Some jewelry artists create their designs straight from their head and directly into the metal and beads. But most of us make sketches and models before finishing the final piece. I am not a great artist but being able to draw a little bit is very helpful when creating jewelry, especially if you are making a costum order.
Here’s different ways for me to sketch and model.
If I am doing a wire wrapped piece I often draw out the design by hand. Wire wrapping is created only with wire and beads, no soldering is used. This does limit design possibilities, because the design needs to be durable although only linked together with wire, and shapes are also limited by the wire.
Heres a look into my sketch book of wire wrapping projects.
When creating sawed designs, I often cut out little patterns to guide the saw after. I glue them to my metal sheet and it makes it much easier to follow the design.
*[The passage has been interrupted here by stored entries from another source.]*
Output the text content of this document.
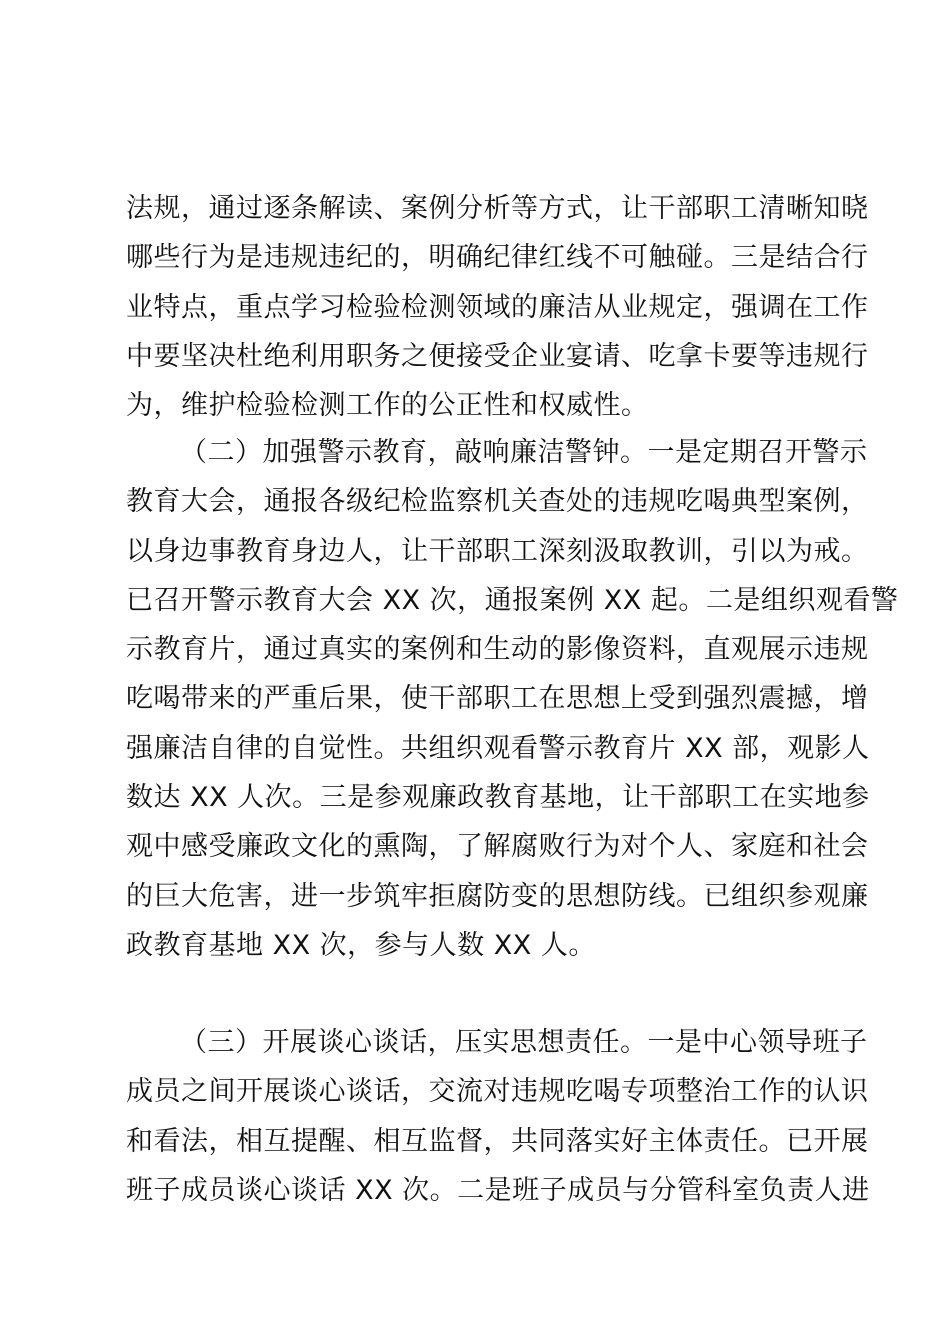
法规，通过逐条解读、案例分析等方式，让干部职工清晰知晓
哪些行为是违规违纪的，明确纪律红线不可触碰。三是结合行
业特点，重点学习检验检测领域的廉洁从业规定，强调在工作
中要坚决杜绝利用职务之便接受企业宴请、吃拿卡要等违规行
为，维护检验检测工作的公正性和权威性。
（二）加强警示教育，敲响廉洁警钟。一是定期召开警示
教育大会，通报各级纪检监察机关查处的违规吃喝典型案例，
以身边事教育身边人，让干部职工深刻汲取教训，引以为戒。
已召开警示教育大会 XX 次，通报案例 XX 起。二是组织观看警
示教育片，通过真实的案例和生动的影像资料，直观展示违规
吃喝带来的严重后果，使干部职工在思想上受到强烈震撼，增
强廉洁自律的自觉性。共组织观看警示教育片 XX 部，观影人
数达 XX 人次。三是参观廉政教育基地，让干部职工在实地参
观中感受廉政文化的熏陶，了解腐败行为对个人、家庭和社会
的巨大危害，进一步筑牢拒腐防变的思想防线。已组织参观廉
政教育基地 XX 次，参与人数 XX 人。
（三）开展谈心谈话，压实思想责任。一是中心领导班子
成员之间开展谈心谈话，交流对违规吃喝专项整治工作的认识
和看法，相互提醒、相互监督，共同落实好主体责任。已开展
班子成员谈心谈话 XX 次。二是班子成员与分管科室负责人进
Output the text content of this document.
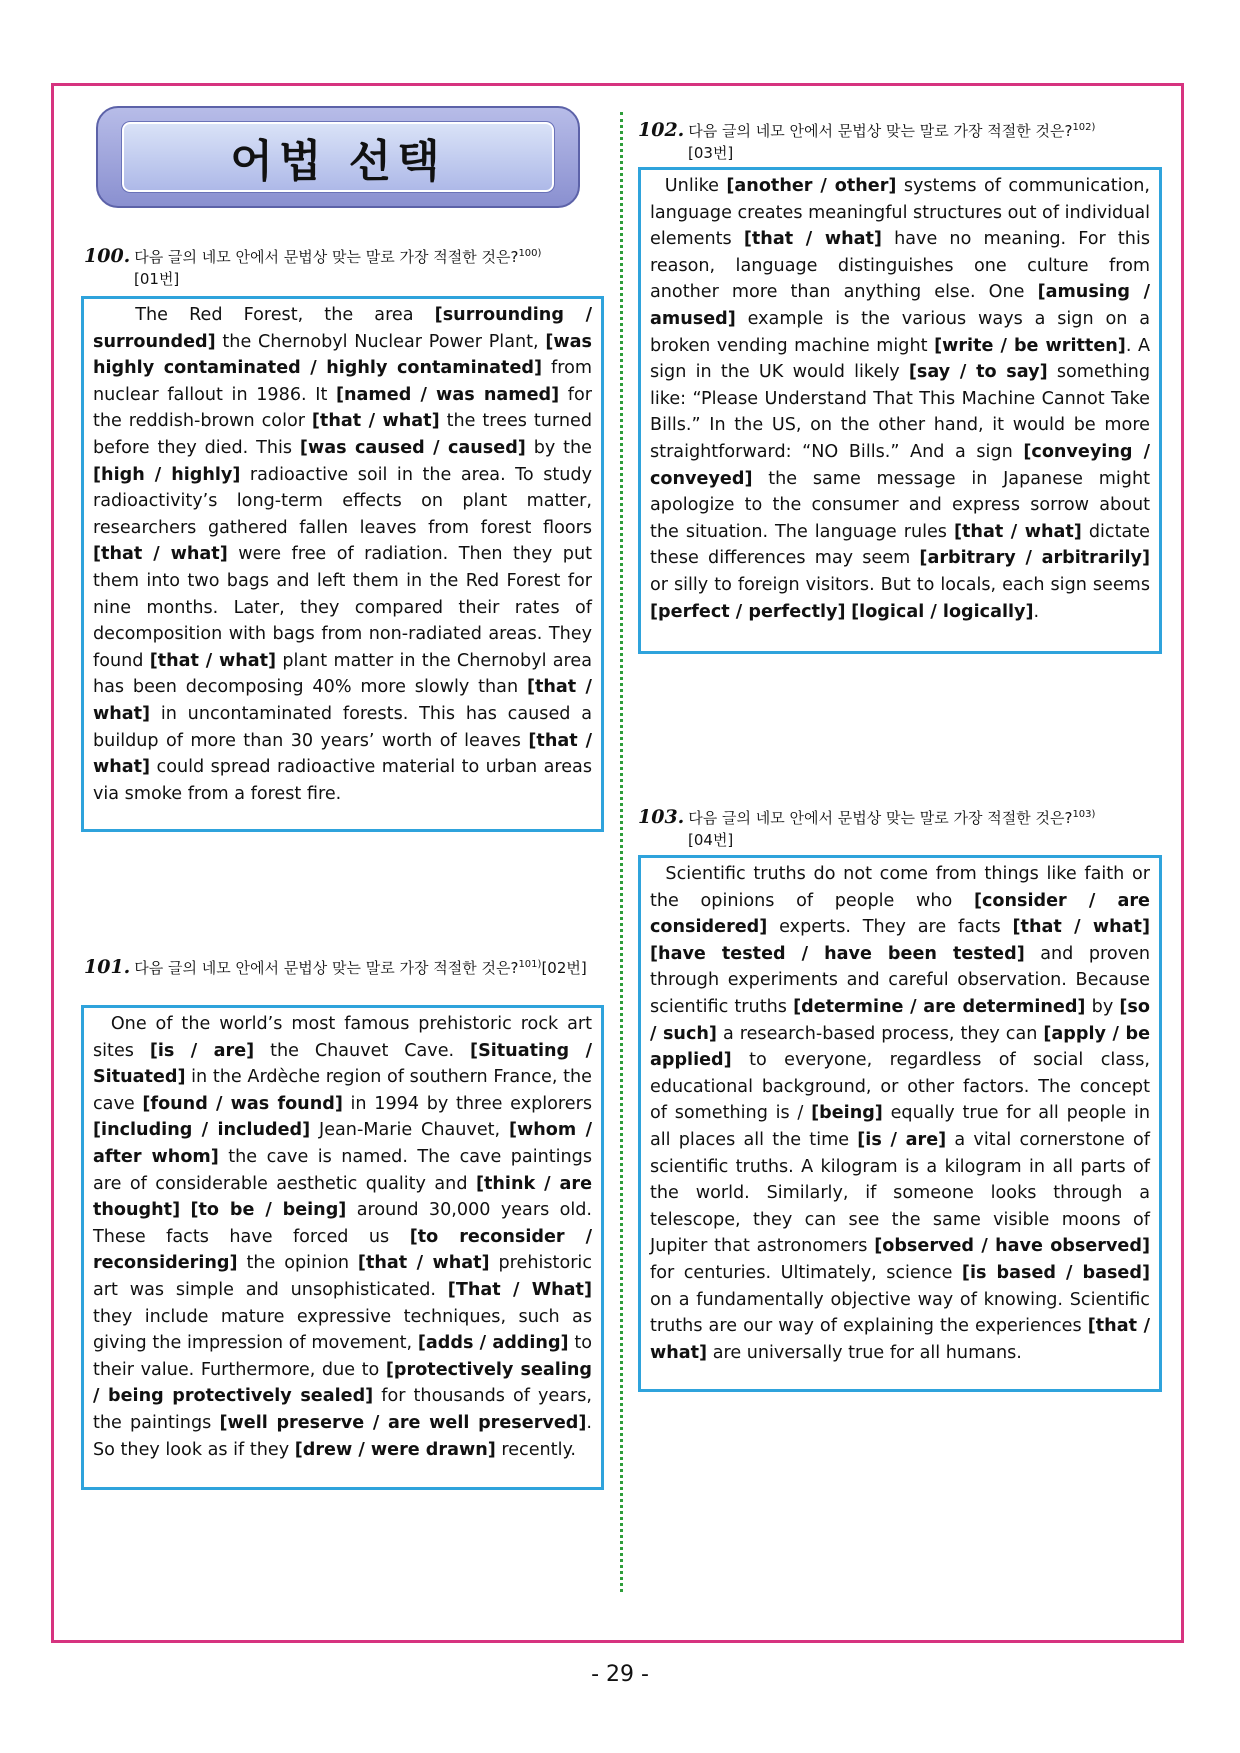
어법 선택
100. 다음 글의 네모 안에서 문법상 맞는 말로 가장 적절한 것은?$^{100)}$
[01번]
The Red Forest, the area [surrounding / surrounded] the Chernobyl Nuclear Power Plant, [was highly contaminated / highly contaminated] from nuclear fallout in 1986. It [named / was named] for the reddish-brown color [that / what] the trees turned before they died. This [was caused / caused] by the [high / highly] radioactive soil in the area. To study radioactivity’s long-term effects on plant matter, researchers gathered fallen leaves from forest floors [that / what] were free of radiation. Then they put them into two bags and left them in the Red Forest for nine months. Later, they compared their rates of decomposition with bags from non-radiated areas. They found [that / what] plant matter in the Chernobyl area has been decomposing 40% more slowly than [that / what] in uncontaminated forests. This has caused a buildup of more than 30 years’ worth of leaves [that / what] could spread radioactive material to urban areas via smoke from a forest fire.
101. 다음 글의 네모 안에서 문법상 맞는 말로 가장 적절한 것은?$^{101)}$[02번]
One of the world’s most famous prehistoric rock art sites [is / are] the Chauvet Cave. [Situating / Situated] in the Ardèche region of southern France, the cave [found / was found] in 1994 by three explorers [including / included] Jean-Marie Chauvet, [whom / after whom] the cave is named. The cave paintings are of considerable aesthetic quality and [think / are thought] [to be / being] around 30,000 years old. These facts have forced us [to reconsider / reconsidering] the opinion [that / what] prehistoric art was simple and unsophisticated. [That / What] they include mature expressive techniques, such as giving the impression of movement, [adds / adding] to their value. Furthermore, due to [protectively sealing / being protectively sealed] for thousands of years, the paintings [well preserve / are well preserved]. So they look as if they [drew / were drawn] recently.
102. 다음 글의 네모 안에서 문법상 맞는 말로 가장 적절한 것은?$^{102)}$
[03번]
Unlike [another / other] systems of communication, language creates meaningful structures out of individual elements [that / what] have no meaning. For this reason, language distinguishes one culture from another more than anything else. One [amusing / amused] example is the various ways a sign on a broken vending machine might [write / be written]. A sign in the UK would likely [say / to say] something like: “Please Understand That This Machine Cannot Take Bills.” In the US, on the other hand, it would be more straightforward: “NO Bills.” And a sign [conveying / conveyed] the same message in Japanese might apologize to the consumer and express sorrow about the situation. The language rules [that / what] dictate these differences may seem [arbitrary / arbitrarily] or silly to foreign visitors. But to locals, each sign seems [perfect / perfectly] [logical / logically].
103. 다음 글의 네모 안에서 문법상 맞는 말로 가장 적절한 것은?$^{103)}$
[04번]
Scientific truths do not come from things like faith or the opinions of people who [consider / are considered] experts. They are facts [that / what] [have tested / have been tested] and proven through experiments and careful observation. Because scientific truths [determine / are determined] by [so / such] a research-based process, they can [apply / be applied] to everyone, regardless of social class, educational background, or other factors. The concept of something is / [being] equally true for all people in all places all the time [is / are] a vital cornerstone of scientific truths. A kilogram is a kilogram in all parts of the world. Similarly, if someone looks through a telescope, they can see the same visible moons of Jupiter that astronomers [observed / have observed] for centuries. Ultimately, science [is based / based] on a fundamentally objective way of knowing. Scientific truths are our way of explaining the experiences [that / what] are universally true for all humans.
- 29 -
Sawing out designs gives you more possibilities for shapes, though some designs that can be created with wire wrapping, could never be possible with sawing, I think the two techniques compliment each other very well. But if you are looking for a swirly and delicate design wire wrapping is the way to go, and if you want a more sturdy and a design with hard lines, sawing would be preferred.
Here you can see examples of sawing patterns:
If I am to use stamping I often make a model, to see where I want to place the letters.
Here’s an example of a simple model:
And the final finished piece:
Most jewelry designers love to create custom jewelry, but if you have a great idea in your head, try scribbling it down on paper. It’s much easier for a jewelry designer to create your design idea, if they can see it. Also before deciding which jewelry artist you want to create your idea, take a look at what techniques he or she is using, and how you think this would fit your design.
This was a little look into my design process.